The UK is currently in need of more than 8,500 foster homes for children and young people. Current world events could see this number drastically increase over the next year. Following the results of a recent report, a local fostering organisation and social enterprise is encouraging single people to come forward and consider caring for vulnerable children in need of a safe place to call home.

A report commissioned by Quality Foster Care reveals that more than 30% of people across the South East are unaware that single people can foster [1], which could negatively be impacting foster care recruitment at a time when demand is greater than ever.

There are a record 69,000 children in care living with around 55,000 foster families in the UK, and in the South East of England alone another 830 foster carers are needed [2]. With recent data showing that there are over 1,000,000 single person households in the South East, it would take less than 1% of this figure to meet the current shortfall in this area [3].

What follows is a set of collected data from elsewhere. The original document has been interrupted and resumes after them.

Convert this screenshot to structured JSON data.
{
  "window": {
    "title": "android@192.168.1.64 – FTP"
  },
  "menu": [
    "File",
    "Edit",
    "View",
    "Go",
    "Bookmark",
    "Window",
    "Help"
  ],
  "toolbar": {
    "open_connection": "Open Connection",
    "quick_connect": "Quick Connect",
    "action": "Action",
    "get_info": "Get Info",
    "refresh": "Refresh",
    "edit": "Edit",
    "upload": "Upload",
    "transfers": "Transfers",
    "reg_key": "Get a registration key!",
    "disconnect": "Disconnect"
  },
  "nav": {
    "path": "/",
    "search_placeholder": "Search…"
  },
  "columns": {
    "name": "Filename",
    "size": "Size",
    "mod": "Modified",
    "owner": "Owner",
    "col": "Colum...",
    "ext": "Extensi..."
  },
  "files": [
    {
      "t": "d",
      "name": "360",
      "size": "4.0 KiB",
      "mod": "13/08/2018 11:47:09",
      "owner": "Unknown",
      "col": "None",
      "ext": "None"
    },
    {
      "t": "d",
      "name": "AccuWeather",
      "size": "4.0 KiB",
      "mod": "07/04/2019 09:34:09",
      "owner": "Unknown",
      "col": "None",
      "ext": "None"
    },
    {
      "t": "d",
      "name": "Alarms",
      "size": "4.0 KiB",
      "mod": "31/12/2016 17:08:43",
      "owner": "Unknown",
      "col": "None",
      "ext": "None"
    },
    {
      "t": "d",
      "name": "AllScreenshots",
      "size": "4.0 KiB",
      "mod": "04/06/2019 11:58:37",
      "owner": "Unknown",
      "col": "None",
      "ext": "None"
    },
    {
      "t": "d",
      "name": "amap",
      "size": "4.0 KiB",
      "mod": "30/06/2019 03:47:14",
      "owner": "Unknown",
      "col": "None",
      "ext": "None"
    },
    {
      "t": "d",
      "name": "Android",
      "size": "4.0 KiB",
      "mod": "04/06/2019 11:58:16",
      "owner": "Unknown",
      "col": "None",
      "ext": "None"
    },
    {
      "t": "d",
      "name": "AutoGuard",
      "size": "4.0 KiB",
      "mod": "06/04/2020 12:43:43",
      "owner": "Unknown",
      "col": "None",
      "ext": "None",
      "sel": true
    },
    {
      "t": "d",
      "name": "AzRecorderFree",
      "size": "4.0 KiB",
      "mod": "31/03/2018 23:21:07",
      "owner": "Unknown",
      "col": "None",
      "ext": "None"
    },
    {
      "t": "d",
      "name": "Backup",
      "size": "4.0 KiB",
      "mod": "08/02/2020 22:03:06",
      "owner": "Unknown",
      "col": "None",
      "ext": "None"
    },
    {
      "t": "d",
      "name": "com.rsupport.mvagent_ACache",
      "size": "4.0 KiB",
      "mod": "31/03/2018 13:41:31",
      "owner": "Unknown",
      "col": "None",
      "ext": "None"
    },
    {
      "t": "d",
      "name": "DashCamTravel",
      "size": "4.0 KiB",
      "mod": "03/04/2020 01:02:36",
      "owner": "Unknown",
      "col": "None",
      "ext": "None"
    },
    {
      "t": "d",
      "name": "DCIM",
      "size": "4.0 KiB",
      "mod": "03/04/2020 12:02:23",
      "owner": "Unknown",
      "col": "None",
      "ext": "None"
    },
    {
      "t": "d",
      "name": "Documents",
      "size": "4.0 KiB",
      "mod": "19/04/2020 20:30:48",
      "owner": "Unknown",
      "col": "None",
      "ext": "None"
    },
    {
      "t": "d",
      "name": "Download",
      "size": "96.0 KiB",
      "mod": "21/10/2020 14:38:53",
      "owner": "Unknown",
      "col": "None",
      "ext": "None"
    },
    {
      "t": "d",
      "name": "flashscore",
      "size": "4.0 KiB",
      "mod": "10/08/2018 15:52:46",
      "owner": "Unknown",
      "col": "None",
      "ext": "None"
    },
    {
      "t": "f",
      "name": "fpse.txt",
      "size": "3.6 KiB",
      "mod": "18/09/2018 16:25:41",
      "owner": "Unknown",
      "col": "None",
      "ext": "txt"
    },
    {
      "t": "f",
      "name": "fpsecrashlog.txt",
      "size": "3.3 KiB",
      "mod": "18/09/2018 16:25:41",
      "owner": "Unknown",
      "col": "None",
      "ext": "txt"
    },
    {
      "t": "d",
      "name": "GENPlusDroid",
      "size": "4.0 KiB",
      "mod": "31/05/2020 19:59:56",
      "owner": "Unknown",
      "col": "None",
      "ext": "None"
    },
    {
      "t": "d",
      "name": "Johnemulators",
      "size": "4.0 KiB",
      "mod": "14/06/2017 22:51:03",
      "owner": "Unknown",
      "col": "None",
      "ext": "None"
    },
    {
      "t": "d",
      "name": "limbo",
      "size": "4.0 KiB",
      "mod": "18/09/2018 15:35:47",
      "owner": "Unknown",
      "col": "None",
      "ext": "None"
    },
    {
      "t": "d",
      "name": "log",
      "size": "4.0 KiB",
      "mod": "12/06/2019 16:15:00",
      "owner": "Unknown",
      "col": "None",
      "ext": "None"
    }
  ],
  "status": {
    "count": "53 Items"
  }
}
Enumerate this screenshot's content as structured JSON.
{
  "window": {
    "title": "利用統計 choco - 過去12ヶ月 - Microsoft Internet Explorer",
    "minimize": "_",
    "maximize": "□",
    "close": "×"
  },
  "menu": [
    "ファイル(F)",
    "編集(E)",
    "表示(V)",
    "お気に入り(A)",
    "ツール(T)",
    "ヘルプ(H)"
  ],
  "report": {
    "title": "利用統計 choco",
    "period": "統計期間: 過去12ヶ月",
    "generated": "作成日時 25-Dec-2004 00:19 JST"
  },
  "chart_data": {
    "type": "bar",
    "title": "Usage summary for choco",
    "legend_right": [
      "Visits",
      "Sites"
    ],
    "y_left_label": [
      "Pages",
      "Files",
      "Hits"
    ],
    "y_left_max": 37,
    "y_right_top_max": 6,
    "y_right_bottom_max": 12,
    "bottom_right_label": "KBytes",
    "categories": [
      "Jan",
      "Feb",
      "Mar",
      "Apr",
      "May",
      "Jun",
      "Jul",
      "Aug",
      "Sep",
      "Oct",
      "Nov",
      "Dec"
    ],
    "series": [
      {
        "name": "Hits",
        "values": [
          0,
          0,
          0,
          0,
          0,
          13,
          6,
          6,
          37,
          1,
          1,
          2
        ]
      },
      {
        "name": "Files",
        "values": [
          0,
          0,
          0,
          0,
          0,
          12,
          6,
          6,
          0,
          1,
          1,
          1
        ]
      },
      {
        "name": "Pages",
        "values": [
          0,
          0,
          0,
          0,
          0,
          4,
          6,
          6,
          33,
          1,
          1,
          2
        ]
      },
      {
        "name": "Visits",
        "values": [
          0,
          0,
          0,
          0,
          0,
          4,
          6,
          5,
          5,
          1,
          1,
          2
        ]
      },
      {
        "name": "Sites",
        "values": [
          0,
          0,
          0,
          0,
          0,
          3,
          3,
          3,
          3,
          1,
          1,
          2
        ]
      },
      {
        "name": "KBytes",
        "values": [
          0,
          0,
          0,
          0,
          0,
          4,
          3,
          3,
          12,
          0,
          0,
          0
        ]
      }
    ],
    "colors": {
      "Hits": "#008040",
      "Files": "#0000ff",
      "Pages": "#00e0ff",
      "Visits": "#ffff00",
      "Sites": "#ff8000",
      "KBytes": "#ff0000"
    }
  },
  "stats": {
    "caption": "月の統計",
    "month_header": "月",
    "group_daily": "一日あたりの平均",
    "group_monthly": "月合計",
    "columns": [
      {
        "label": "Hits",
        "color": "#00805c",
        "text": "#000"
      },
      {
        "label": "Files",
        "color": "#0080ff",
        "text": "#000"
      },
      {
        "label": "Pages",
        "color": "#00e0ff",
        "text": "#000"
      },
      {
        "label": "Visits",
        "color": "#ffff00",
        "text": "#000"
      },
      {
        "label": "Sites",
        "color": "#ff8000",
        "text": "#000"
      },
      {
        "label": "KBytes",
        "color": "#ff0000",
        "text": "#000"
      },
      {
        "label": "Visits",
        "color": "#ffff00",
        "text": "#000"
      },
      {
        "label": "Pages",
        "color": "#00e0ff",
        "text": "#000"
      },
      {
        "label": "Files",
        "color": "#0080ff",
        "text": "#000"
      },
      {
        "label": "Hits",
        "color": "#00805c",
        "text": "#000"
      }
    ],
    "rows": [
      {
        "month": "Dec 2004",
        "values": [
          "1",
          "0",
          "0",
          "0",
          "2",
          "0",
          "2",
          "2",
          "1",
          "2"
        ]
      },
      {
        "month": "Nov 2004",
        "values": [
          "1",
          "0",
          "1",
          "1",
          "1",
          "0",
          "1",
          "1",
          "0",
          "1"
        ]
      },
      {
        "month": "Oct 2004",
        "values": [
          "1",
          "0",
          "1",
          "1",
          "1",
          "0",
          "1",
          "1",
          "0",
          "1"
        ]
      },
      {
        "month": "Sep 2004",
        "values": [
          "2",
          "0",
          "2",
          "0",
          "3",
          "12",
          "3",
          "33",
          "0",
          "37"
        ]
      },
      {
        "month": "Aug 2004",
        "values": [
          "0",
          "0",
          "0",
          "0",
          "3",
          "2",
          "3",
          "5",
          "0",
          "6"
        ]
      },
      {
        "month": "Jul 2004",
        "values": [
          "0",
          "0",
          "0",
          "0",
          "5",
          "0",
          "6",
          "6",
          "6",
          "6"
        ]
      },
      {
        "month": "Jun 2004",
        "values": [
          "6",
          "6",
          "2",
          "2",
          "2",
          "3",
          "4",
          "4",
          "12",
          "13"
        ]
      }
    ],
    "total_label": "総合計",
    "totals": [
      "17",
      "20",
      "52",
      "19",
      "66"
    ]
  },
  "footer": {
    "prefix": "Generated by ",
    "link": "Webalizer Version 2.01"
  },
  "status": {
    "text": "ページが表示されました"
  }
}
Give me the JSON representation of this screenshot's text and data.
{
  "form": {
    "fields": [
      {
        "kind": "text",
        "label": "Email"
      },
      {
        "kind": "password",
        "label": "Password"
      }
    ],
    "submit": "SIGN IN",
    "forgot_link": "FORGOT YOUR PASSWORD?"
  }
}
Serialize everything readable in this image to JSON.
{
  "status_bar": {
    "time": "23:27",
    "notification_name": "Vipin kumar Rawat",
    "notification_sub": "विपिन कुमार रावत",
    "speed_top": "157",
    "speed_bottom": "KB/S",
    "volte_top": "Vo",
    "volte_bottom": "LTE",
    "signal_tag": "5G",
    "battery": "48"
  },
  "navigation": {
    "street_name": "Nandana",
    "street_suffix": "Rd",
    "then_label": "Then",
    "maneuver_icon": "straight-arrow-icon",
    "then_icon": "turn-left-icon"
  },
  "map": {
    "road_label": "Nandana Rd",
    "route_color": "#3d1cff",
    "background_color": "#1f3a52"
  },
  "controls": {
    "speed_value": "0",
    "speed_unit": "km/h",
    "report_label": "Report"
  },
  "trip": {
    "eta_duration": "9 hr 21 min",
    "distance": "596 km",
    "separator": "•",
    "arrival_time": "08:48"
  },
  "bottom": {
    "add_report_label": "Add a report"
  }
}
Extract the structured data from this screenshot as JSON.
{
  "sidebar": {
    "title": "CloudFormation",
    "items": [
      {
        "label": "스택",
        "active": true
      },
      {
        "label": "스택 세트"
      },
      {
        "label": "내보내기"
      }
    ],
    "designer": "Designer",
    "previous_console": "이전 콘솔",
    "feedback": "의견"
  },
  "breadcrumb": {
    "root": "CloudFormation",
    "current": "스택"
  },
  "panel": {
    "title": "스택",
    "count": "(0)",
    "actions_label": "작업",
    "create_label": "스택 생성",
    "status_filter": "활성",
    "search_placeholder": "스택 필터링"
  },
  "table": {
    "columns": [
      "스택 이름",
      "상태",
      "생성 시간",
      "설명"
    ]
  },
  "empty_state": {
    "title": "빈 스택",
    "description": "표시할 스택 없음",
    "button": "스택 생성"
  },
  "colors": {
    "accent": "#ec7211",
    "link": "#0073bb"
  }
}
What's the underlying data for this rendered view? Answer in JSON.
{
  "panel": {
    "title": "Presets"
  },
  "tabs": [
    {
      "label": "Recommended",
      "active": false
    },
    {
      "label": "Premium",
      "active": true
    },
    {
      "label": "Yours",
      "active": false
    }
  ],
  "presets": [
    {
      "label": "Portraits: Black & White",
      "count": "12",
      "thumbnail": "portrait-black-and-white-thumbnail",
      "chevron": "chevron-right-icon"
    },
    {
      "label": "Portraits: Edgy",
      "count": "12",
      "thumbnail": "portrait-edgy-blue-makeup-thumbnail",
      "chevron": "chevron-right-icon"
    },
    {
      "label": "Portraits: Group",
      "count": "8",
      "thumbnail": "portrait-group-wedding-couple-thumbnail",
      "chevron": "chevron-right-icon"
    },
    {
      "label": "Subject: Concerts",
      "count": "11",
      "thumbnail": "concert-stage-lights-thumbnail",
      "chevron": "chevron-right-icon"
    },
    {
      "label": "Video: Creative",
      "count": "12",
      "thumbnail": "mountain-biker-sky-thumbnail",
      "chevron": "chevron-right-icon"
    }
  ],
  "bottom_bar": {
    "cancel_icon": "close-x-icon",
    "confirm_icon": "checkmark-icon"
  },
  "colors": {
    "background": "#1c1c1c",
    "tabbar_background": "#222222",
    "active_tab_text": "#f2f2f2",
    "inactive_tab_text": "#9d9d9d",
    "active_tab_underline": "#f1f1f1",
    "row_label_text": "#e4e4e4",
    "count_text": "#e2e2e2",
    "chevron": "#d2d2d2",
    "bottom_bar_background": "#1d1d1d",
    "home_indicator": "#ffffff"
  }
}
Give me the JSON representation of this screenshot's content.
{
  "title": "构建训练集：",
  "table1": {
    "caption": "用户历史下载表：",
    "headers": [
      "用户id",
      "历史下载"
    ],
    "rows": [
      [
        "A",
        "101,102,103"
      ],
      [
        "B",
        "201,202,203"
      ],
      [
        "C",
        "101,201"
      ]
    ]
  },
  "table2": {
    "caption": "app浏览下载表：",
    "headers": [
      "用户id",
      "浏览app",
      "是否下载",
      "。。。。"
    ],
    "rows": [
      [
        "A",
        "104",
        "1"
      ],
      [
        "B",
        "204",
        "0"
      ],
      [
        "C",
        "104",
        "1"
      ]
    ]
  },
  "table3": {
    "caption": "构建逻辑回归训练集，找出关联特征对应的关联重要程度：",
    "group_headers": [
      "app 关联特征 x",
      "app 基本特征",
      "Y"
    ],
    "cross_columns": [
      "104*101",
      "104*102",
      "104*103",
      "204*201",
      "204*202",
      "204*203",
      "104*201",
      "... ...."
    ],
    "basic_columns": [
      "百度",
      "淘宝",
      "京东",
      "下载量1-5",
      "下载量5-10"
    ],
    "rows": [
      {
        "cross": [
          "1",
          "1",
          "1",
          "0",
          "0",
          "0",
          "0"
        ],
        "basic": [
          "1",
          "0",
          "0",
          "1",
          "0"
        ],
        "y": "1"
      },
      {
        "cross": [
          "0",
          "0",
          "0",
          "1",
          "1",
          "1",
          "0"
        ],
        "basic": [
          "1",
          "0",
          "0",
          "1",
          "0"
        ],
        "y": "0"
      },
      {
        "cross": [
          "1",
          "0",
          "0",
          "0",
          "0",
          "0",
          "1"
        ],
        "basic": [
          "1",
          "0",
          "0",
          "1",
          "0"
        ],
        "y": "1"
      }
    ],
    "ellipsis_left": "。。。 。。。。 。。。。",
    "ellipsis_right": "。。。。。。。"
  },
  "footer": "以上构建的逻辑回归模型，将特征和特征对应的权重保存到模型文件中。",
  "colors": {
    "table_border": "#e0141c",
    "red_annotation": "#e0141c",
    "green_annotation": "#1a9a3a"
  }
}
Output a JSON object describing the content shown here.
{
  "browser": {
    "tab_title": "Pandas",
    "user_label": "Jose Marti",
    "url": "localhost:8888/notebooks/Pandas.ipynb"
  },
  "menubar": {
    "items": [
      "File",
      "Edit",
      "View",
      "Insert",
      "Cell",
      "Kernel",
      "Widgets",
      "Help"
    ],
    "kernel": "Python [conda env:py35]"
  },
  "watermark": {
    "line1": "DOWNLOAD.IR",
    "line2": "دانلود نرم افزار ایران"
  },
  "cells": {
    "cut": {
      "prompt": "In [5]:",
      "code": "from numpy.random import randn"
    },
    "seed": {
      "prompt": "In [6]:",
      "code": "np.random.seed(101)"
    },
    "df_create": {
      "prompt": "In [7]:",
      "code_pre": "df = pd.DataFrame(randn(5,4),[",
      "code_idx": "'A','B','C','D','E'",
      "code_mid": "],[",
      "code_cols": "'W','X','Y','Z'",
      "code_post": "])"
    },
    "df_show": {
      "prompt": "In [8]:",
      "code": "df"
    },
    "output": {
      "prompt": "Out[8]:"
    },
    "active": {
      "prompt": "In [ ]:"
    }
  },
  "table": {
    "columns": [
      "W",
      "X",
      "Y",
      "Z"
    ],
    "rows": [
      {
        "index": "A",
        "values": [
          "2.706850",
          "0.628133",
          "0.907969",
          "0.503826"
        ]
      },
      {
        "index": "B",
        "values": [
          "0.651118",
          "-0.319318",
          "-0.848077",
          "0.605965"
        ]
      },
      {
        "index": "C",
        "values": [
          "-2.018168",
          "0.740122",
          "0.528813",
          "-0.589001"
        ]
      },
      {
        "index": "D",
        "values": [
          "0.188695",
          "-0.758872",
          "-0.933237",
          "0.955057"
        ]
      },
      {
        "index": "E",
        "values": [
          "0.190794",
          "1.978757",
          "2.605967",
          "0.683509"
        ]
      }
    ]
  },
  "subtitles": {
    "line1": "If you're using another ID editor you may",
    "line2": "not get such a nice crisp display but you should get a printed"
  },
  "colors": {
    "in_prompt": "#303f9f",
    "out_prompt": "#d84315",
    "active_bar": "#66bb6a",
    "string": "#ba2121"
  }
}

Quality Foster Care, which has an office in South Benfleet, is keen to advocate the single carer households it has across the county and celebrate the amazing work they do in helping to turn young lives around, offering a safe space to call home while also giving themselves a stable and rewarding career.

Karen Walker, 53, from Canvey Island, has been a full-time foster carer with Quality Foster Care for six years, having started in 2004 so she could work alongside raising her own two daughters, Charlotte and Danielle. She currently cares for a teenage girl, and during her 13 years as a carer, Karen has opened her home to 59 other vulnerable children and young people.

Reflecting on her experience as a single foster carer, Karen says: “I had no idea that you could be a foster carer if you’re single but I’m so glad I looked into it. Being single has given me the time to help so many young people, from a variety of different backgrounds, from young children to older teens. I’ve been able to support asylum seeking children as they adapt to life in the UK and it’s been such a rewarding experience.

“Being a single carer means I’ve only had females in my home, it’s been just me, my daughters and my foster children. So, I’ve been able to support young girls who have experienced various traumas, helping them to heal. The comprehensive support available through Quality Foster Care has meant I’m well trained for this and am confident in my abilities to support children who have experienced all kinds of trauma.

“To anyone considering becoming a single foster carer, I strongly encourage you to check it out. I’ve been so lucky in that I have a wonderful support network around me; my friends and family have been incredible. The support workers at Quality Foster Care go above and beyond to let you know they are always there to call on, if you need any help, never be afraid to ask.”

Commenting on the need for more single people to consider fostering a child or young person, Louise Geddes, head of fostering operations at Quality Foster Care, said: “At a time when we’re already in need of thousands of safe homes for children living in the UK, world events have drastically increased the need and urgency of finding foster carers for children and young people. We’re encouraging single people to consider fostering. Someone’s marital or relationship status, gender, sexuality, religion or ethnicity does not stop them providing excellent care to a child in need.

“It’s also extremely important to us that we have foster carers from different backgrounds and communities to reflect the diversity of the children in the care system. Today, there is national shortage of more than 8,500 foster carers but we will continue to see this number increase over the next year, and beyond.

“Fostering comes in many forms and can be tailored towards the needs and lifestyle of the foster parent, or parents, and those in their care. Foster carers can work flexibly as respite or short-term foster carers, or they can have foster children and young people living with them long-term, meaning they would remain in care until they feel ready to live independently. If you’re a kind, compassionate individual and would like to get some more information and discuss the different types of fostering, please do get in touch. You will not be committed to taking on a placement at any stage of the process.

“To be considered, you must be 21 years of age and have the key qualities needed to look after children in care. This includes single people, co-habiting couples, same sex couples and people living in rented accommodation, but there must be a spare room for each foster child.”